If this research helps kids to decrease the fear they carry within themselves, that was FLUNG upon them by whatever force crossed their paths, (Katrina, dysfunction, accidents) what a blessing. Clair Evangelista and I had a whole discussion the other day about what the role of artist was in today's society: she thought the role is to offer hope and to heal and I wholeheartedly agree.
Now we know why the abstracted-amorphous cloud couldn't be talked about! Trauma shuts down brain areas, particularly Broca's area and then elevates activity in the amygdala~ the area responsible for encoding memory emotionally. The person stays in the hyperaroused state (aka anxiety disorder) because of the amygdala and the memories cannot be stored in a linear, rational way, but instead are stored in a sensory/emotional area- a right brained area.
Left field tangent: Hmmm... maybe thats why most artists are pretty sensitive, we're righbrained. We also usually have this uncanny thing in common: BAD MEMORIES. We can't remember much of anything, ha ha. But seriously, since many artists are extremely emotional~ many memories are stored in this abstracted area for us... so, maybe our amygdalas are more active than most.
But in treating trauma, the act of the trauma is trapped in an area that can't talk. This area is a sensory modality, one that can't be articulated, but will be expressed with motion like dance, the act of writing (sometimes) and the act of painting and drawing. The body moves, you hear the charcoal grind acrosss the paper and the scratch of the brush into the grain of the canvas. You see marks being made. Change pressure or release by hitting the canvas. Brain works, moves into the place where you feel what happened and your body follows and eyes, senses, body motion and brain become one.

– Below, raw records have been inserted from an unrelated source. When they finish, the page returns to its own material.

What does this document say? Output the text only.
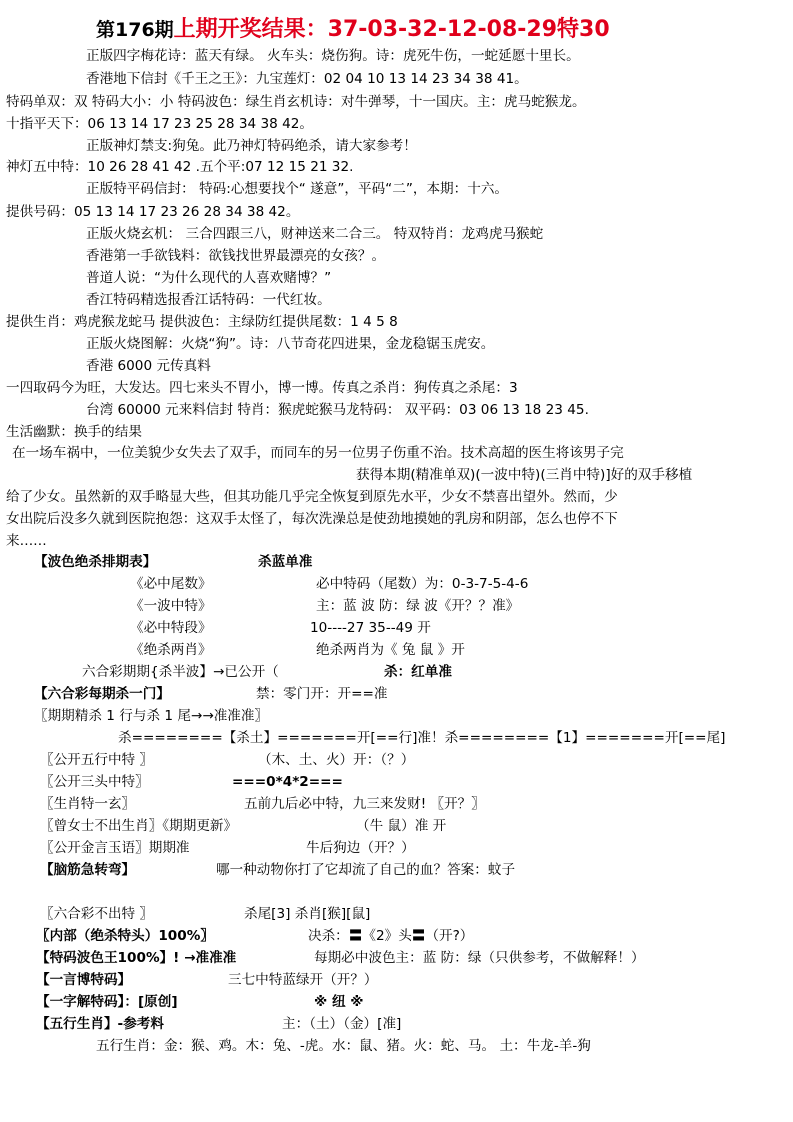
第176期上期开奖结果：37-03-32-12-08-29特30
正版四字梅花诗：蓝天有绿。 火车头：烧伤狗。诗：虎死牛伤，一蛇延愿十里长。
香港地下信封《千王之王》：九宝莲灯：02 04 10 13 14 23 34 38 41。
特码单双：双 特码大小：小 特码波色：绿生肖玄机诗：对牛弹琴，十一国庆。主：虎马蛇猴龙。
十指平天下：06 13 14 17 23 25 28 34 38 42。
正版神灯禁支:狗兔。此乃神灯特码绝杀，请大家参考！
神灯五中特：10 26 28 41 42 .五个平:07 12 15 21 32.
正版特平码信封： 特码:心想要找个“ 遂意”，平码“二”，本期：十六。
提供号码：05 13 14 17 23 26 28 34 38 42。
正版火烧玄机： 三合四跟三八，财神送来二合三。 特双特肖：龙鸡虎马猴蛇
香港第一手欲钱料：欲钱找世界最漂亮的女孩？。
普道人说：“为什么现代的人喜欢赌博？”
香江特码精选报香江话特码：一代红妆。
提供生肖：鸡虎猴龙蛇马 提供波色：主绿防红提供尾数：1 4 5 8
正版火烧图解：火烧“狗”。诗：八节奇花四进果，金龙稳锯玉虎安。
香港 6000 元传真料
一四取码今为旺，大发达。四七来头不胃小，博一博。传真之杀肖：狗传真之杀尾：3
台湾 60000 元来料信封 特肖：猴虎蛇猴马龙特码： 双平码：03 06 13 18 23 45.
生活幽默：换手的结果
在一场车祸中，一位美貌少女失去了双手，而同车的另一位男子伤重不治。技术高超的医生将该男子完
获得本期(精准单双)(一波中特)(三肖中特)]好的双手移植
给了少女。虽然新的双手略显大些，但其功能几乎完全恢复到原先水平，少女不禁喜出望外。然而，少
女出院后没多久就到医院抱怨：这双手太怪了，每次洗澡总是使劲地摸她的乳房和阴部，怎么也停不下
来……
【波色绝杀排期表】	杀蓝单准
《必中尾数》	必中特码（尾数）为：0-3-7-5-4-6
《一波中特》	主：蓝 波 防：绿 波《开？？准》
《必中特段》	10----27 35--49 开
《绝杀两肖》	绝杀两肖为《 兔 鼠 》开
六合彩期期{杀半波】→已公开（	杀：红单准
【六合彩每期杀一门】	禁：零门开：开==准
〖期期精杀 1 行与杀 1 尾→→准准准〗
杀========【杀土】=======开[==行]准！杀========【1】=======开[==尾]
〖公开五行中特 〗	（木、土、火）开：（？）
〖公开三头中特〗	===0*4*2===
〖生肖特一玄〗	五前九后必中特，九三来发财! 〖开？〗
〖曾女士不出生肖〗《期期更新》	（牛 鼠）准 开
〖公开金言玉语〗期期准	牛后狗边（开？）
【脑筋急转弯】	哪一种动物你打了它却流了自己的血？答案：蚊子
〖六合彩不出特 〗	杀尾[3] 杀肖[猴][鼠]
〖内部（绝杀特头）100%〗	决杀：〓《2》头〓（开?）
【特码波色王100%】! →准准准	每期必中波色主：蓝 防：绿（只供参考，不做解释！）
【一言博特码】	三七中特蓝绿开（开？）
【一字解特码】：[原创]	※ 纽 ※
【五行生肖】-参考料	主：（土）（金）[准]
五行生肖：金：猴、鸡。木：兔、-虎。水：鼠、猪。火：蛇、马。 土：牛龙-羊-狗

Sounds romantic, right? Not that I'd want it differently, I wouldn't trade being an artist for a Beaver Cleaver upbringing any day of the week, but ptsd isn't any fun. You can't change a constitution of a person, but changing the nature of someone who remains in a traumatized state of being is a must. Depression and suicide are real threats to these people.
Research back into the pasts of artists, writers, singers and dancers (right brained people) and you will usually find one of two things: that there is a history of trauma or a history of sensitive constitutions who could be traumatized more easily by seemingly normal happenstances by others' descriptions.
But for someone going through the very real and frightening effects of unhealed trauma, take it from someone who has seen the very damaging and serious other side of the coin, once you get to a place where articulating the event is possible, (whether its Katrina, childhood abuse, sexual abuse, domestic violence) you own the experience, it doesn't own you. You have the power.
This research has proven why, on a neurophysiological way. ART HEALS and we now have proof. Isn't it amazing that wisdom was written millinea ago that said, "Physician, heal thy self"? I think that when we tap into the Spiritual gift of creativity and acknowledge what it means to be made into the image of the Creator, we transform ourselves and create our own reality.
Next, we'll get into *how*.
And who better to heal and speak of the abstract, amorphousness that trauma brings? Artists. Healers and hope offerers.